The one area where some baseball people feel Boston failed was not re-signing Victor Martinez.
Martinez, as a switch-hitter, may have been a perfect complement to Gonzalez, a player who hit lefties at a .400 clip last season.
“Back when Boston had Manny [Ramirez] and Ortiz, that was as good a 1-2 punch as you’re ever going to see,’’ said one American League GM. “Their lineup is different now than those days but with Gonzalez and Youkilis and Ortiz, [Dustin] Pedroia, [J.D.] Drew — wow. Where’s the break there? That’s pretty tough to contend with if all those guys stay healthy and they’re hitting together even without Victor or [Adrian] Beltre.’’
What some managers were talking about yesterday is how tough it is to match up their bullpens against Boston’s lineup. There’s a relentless left-right flow throughout the lineup, switch-hitting catchers (Jarrod Saltalamacchia and Jason Varitek), a switch-hitting utilityman (Jed Lowrie) who will be used a lot, and the Red Sox don’t appear to be done. They’re looking for a righthanded bat with Magglio Ordonez and Washington’s Josh Willingham among the possibilities.
It was a unique deal because Hoyer was actually involved in trying to help Epstein pry Gonzalez from former Padres GM Kevin Towers two years ago.
Hoyer always knew how important this was to the Red Sox. He was involved in trying to acquire Mark Teixeira when the Sox came up short.
“That was a kick in the stomach for sure,’’ Hoyer said. “We were very aggressive in going after him. The Yankees came in at the last minute and obviously won a World Series the next year with him. He obviously would have been a great fit.’’
Hoyer said before the Sox acquired Martinez from Cleveland in 2009 they made one attempt to get Gonzalez.
“They missed out on Tex but they weren’t gonna miss out on another one,’’ said Hoyer.
Hoyer, who said there were two other teams interested besides Boston (one being the White Sox), needed to hear Casey Kelly was in the deal. Once he did, the other prospects — Anthony Rizzo and Reymond Fuentes — fell into place. Now Hoyer thinks “Kelly and Rizzo are our best two prospects.’’

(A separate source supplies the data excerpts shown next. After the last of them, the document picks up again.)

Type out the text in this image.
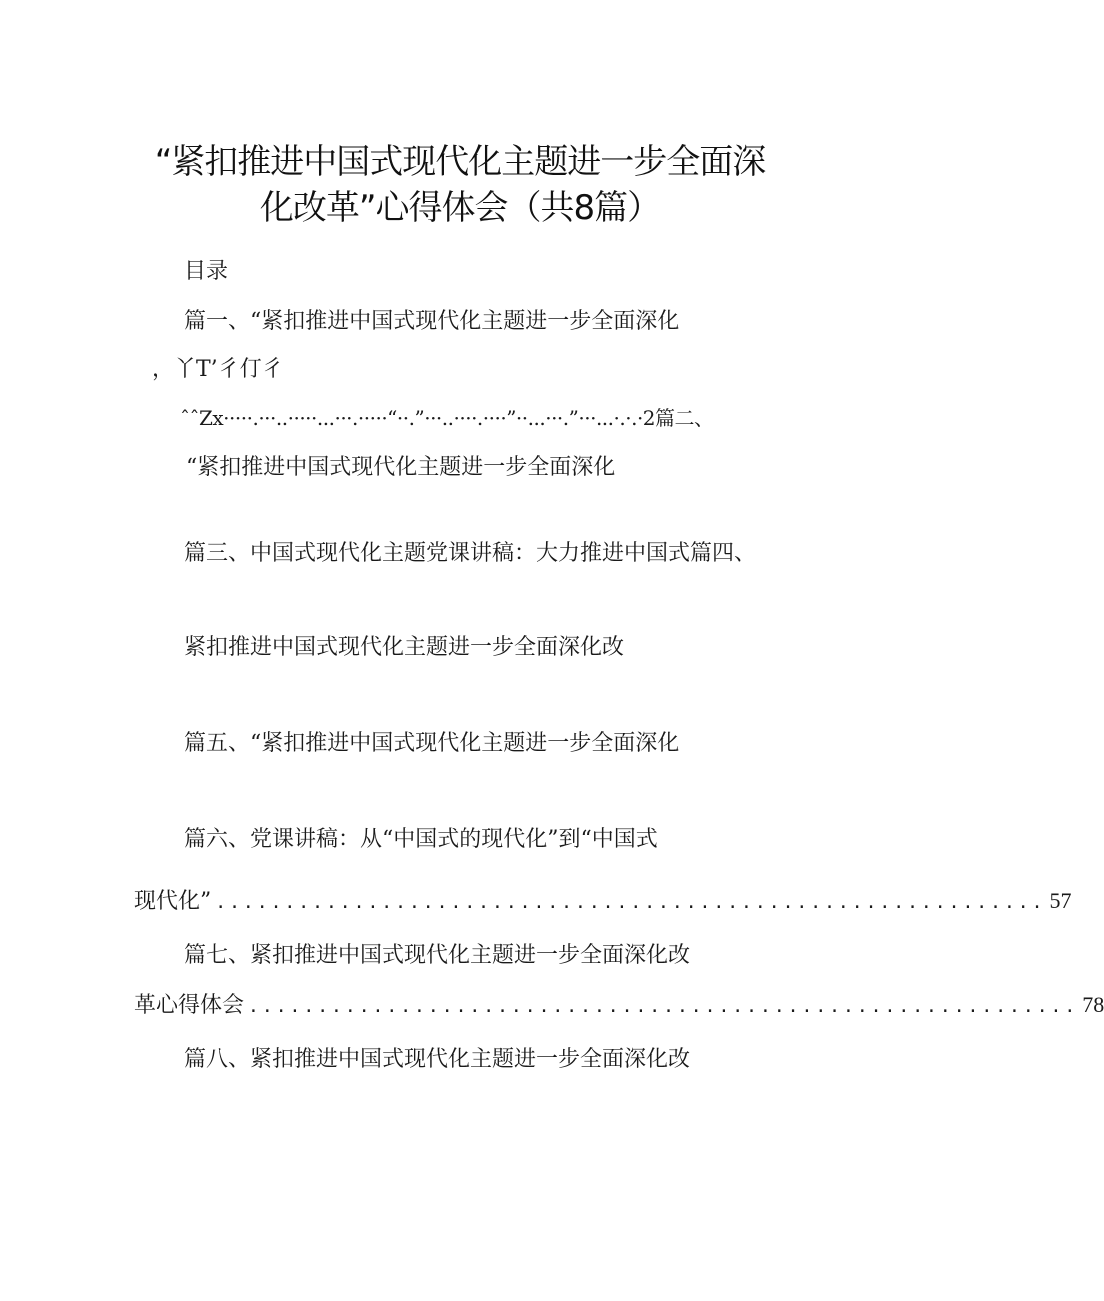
“紧扣推进中国式现代化主题进一步全面深
化改革”心得体会（共8篇）
目录
篇一、“紧扣推进中国式现代化主题进一步全面深化
，丫T’彳仃彳
ˆˆZx·····.···..·····...···.·····“··.”···..····.····”··...···.”···...·.·.·2篇二、
“紧扣推进中国式现代化主题进一步全面深化
篇三、中国式现代化主题党课讲稿：大力推进中国式篇四、
紧扣推进中国式现代化主题进一步全面深化改
篇五、“紧扣推进中国式现代化主题进一步全面深化
篇六、党课讲稿：从“中国式的现代化”到“中国式
现代化” ............................................................ 57
篇七、紧扣推进中国式现代化主题进一步全面深化改
革心得体会 ............................................................ 78
篇八、紧扣推进中国式现代化主题进一步全面深化改
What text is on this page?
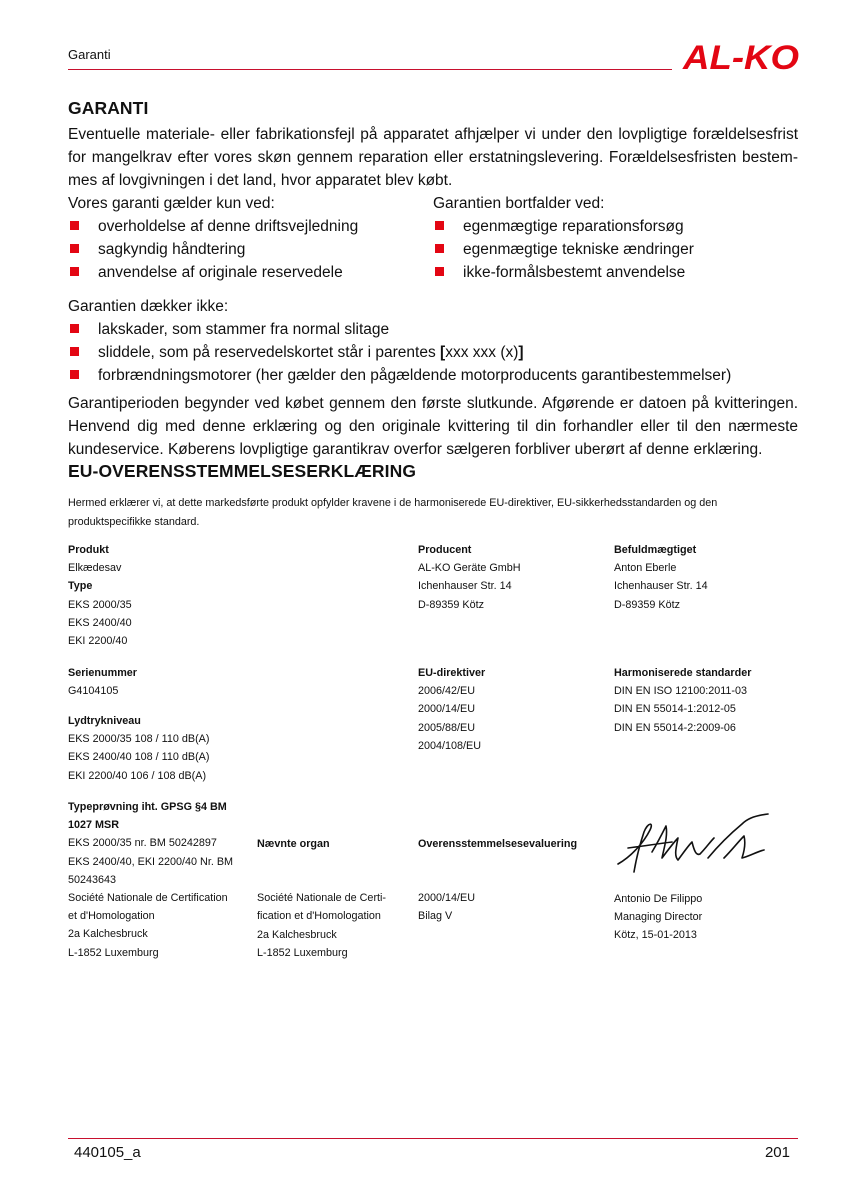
Garanti	AL-KO
GARANTI
Eventuelle materiale- eller fabrikationsfejl på apparatet afhjælper vi under den lovpligtige forældelsesfrist for mangelkrav efter vores skøn gennem reparation eller erstatningslevering. Forældelsesfristen bestem-mes af lovgivningen i det land, hvor apparatet blev købt.
Vores garanti gælder kun ved:
overholdelse af denne driftsvejledning
sagkyndig håndtering
anvendelse af originale reservedele
Garantien bortfalder ved:
egenmægtige reparationsforsøg
egenmægtige tekniske ændringer
ikke-formålsbestemt anvendelse
Garantien dækker ikke:
lakskader, som stammer fra normal slitage
sliddele, som på reservedelskortet står i parentes [xxx xxx (x)]
forbrændningsmotorer (her gælder den pågældende motorproducents garantibestemmelser)
Garantiperioden begynder ved købet gennem den første slutkunde. Afgørende er datoen på kvitteringen. Henvend dig med denne erklæring og den originale kvittering til din forhandler eller til den nærmeste kundeservice. Køberens lovpligtige garantikrav overfor sælgeren forbliver uberørt af denne erklæring.
EU-OVERENSSTEMMELSESERKLÆRING
Hermed erklærer vi, at dette markedsførte produkt opfylder kravene i de harmoniserede EU-direktiver, EU-sikkerhedsstandarden og den produktspecifikke standard.
Produkt
Elkædesav
Type
EKS 2000/35
EKS 2400/40
EKI 2200/40
Producent
AL-KO Geräte GmbH
Ichenhauser Str. 14
D-89359 Kötz
Befuldmægtiget
Anton Eberle
Ichenhauser Str. 14
D-89359 Kötz
Serienummer
G4104105
Lydtrykniveau
EKS 2000/35 108 / 110 dB(A)
EKS 2400/40 108 / 110 dB(A)
EKI 2200/40 106 / 108 dB(A)
EU-direktiver
2006/42/EU
2000/14/EU
2005/88/EU
2004/108/EU
Harmoniserede standarder
DIN EN ISO 12100:2011-03
DIN EN 55014-1:2012-05
DIN EN 55014-2:2009-06
Typeprøvning iht. GPSG §4 BM
1027 MSR
EKS 2000/35 nr. BM 50242897
EKS 2400/40, EKI 2200/40 Nr. BM
50243643
Société Nationale de Certification
et d'Homologation
2a Kalchesbruck
L-1852 Luxemburg
Nævnte organ
Société Nationale de Certi-
fication et d'Homologation
2a Kalchesbruck
L-1852 Luxemburg
Overensstemmelsesevaluering
2000/14/EU
Bilag V
Antonio De Filippo
Managing Director
Kötz, 15-01-2013
440105_a	201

Hoyer, who will acquire a cheaper first baseman such as Adam LaRoche, Derrek Lee, or Lyle Overbay, was never really nervous about the deal coming off, even when the extension talks had died.
“Any time you make deals for prospects there’s an uncomfortable nature to it, but in this case, when you know the players, it cuts that down considerably,’’ said Hoyer. “We discussed some major league players [Lowrie and Jacoby Ellsbury according to a major league source] and there were teams offering us major league players and lesser minor league talent. This was the only deal where we knew we had top young talent coming back.’’
Different sides of the rainbow for the Padres and Red Sox.
One team solidified its future. The other solidified its present with a superstar who will bring excitement back to Yawkey Way.
Just in time for tickets to go on sale Saturday.